Three years on from release and Gone Home has one of the most infamous reputations in recent memory. Sure, it was recieved well by critics, but consumers weren’t so kind to it. It’s one of those games with a huge divide between the general critic and consumer consensus. Those that swear against Gone Home claim it “isn’t even a game” among other things, but is it really that bad? Why all the vitriol over any game within the “walking simulator” genre? Are consumers so rigid in their expectations of what a video game is that once something challenges those expectations, said game is automatically dismissed as “boring” and “not a game”?
Gone Home is an incredibly simple game. Like others of its ilk, you won’t find many genre conventions. Gone Home is devoid of combat and puzzles that never go beyond finding the right key or combination code. There’s also no fail state. Traditional gamers will be instantly turned off by the lack of tangible gameplay mechanics that could be considered fun, but that’s not what Gone Home is.
It’s a directed story driven experience that hinges upon exploration and the player’s own curiosity.
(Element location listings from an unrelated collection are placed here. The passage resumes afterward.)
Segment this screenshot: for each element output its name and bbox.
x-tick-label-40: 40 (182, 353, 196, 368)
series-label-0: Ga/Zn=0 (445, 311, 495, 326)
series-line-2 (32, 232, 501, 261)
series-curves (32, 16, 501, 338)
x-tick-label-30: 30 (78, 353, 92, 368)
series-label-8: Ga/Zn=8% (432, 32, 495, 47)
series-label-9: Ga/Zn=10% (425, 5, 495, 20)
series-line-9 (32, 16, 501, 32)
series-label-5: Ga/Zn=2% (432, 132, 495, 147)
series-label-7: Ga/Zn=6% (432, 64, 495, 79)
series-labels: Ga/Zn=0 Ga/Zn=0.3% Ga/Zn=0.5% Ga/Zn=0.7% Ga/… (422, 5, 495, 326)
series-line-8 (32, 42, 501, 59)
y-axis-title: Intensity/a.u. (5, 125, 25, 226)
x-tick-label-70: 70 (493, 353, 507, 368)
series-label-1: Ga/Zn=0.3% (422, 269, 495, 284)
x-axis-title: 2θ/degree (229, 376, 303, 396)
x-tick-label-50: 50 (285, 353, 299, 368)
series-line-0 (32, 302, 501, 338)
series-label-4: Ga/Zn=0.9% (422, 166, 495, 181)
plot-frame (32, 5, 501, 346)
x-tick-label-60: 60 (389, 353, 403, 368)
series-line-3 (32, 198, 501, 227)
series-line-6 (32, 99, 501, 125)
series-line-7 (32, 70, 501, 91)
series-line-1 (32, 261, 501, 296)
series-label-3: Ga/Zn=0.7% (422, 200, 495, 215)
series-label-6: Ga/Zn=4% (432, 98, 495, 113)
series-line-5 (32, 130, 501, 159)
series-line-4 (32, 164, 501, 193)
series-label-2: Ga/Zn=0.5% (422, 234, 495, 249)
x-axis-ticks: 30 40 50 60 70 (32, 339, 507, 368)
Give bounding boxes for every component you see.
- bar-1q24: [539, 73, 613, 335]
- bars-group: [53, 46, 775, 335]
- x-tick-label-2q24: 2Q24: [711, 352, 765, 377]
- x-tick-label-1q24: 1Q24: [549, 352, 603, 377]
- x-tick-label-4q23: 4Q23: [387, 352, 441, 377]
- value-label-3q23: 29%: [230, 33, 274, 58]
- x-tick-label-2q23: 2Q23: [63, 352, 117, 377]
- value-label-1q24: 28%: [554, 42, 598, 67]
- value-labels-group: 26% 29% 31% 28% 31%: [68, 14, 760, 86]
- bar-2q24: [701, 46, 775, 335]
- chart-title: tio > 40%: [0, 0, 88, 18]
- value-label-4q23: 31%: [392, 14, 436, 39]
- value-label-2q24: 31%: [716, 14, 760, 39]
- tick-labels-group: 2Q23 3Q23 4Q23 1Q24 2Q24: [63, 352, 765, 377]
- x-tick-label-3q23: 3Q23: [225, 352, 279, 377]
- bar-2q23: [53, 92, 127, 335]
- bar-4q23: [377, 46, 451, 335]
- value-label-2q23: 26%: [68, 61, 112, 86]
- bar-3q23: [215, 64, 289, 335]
The game begins with Kaitlin Greenbriar returning to her childhood home after spending years overseas. Upon returning home, Kaitlin finds the house deserted with a note attached to the front door imploring her to shy away from investigating what happened in that house.
The intro sets an expectation for an eery horror game when in reality, Gone Home is nothing more than a relaxing stroll through a harmless house. Once players acclimate to the fact that no danger resides in the house, the game settles into a comfortable groove.Gone Home rewards thorough exploration. The crux of the experience lies within finding notes and other scattered items around the house left by the various family members and learning about them as individuals. The main plot line involves Kaitlin’s sister, Samantha, though there is much more to delve into than just her story. The attention to detail is staggering. Rarely has a video game seen such an organic and lived in environment. Save for the slightly odd layout of the house, each room tells a story in a convincing manner.
Players that soak in the environment will find a lot to delve into. It’s not always incredibly deep and emotional plot lines that you’ll find either. Sometimes the beauty of Gone Home lies in the smaller details. For example, the family living room has a television guide with different real world shows on them from the 90’s. In that same room, shelves are littered with labeled VHS tapes; recorded episodes of tv shows.
The nonlinear structure ensures that anyone that wants to experience the meat of the story can get right to it and finish the game within less than an hour whereas those looking for more context and narrative can find it. Unfortunately, the main story is also the weakest element of the game. Notes left behind by Samantha are accompanied by voiceover which gets the job done, but the delivery is a bit hamfisted. In lieu of the emotional highs and lows, the impact of her story is lessened dramatically by how much is spelled out to the player. Too often a monologue by Kaitlin will detail exactly what she’s feeling and exactly what happened to the extent that it leaves no room for interpretation. Whereas some of the other subplots from the Greenbriar family require a degree of mental exertion to piece together different parts of a whole, Kaitlin’s story requires none of that exertion.
If Gone Home had chosen to employ the same degree of restraint with its main plot as the rest of the experience, it would have hit home a lot deeper. As it stands, though, it’s still a worthy experience for anyone that doesn’t mind a “boring walking simulator” and wants to be immersed in an environment.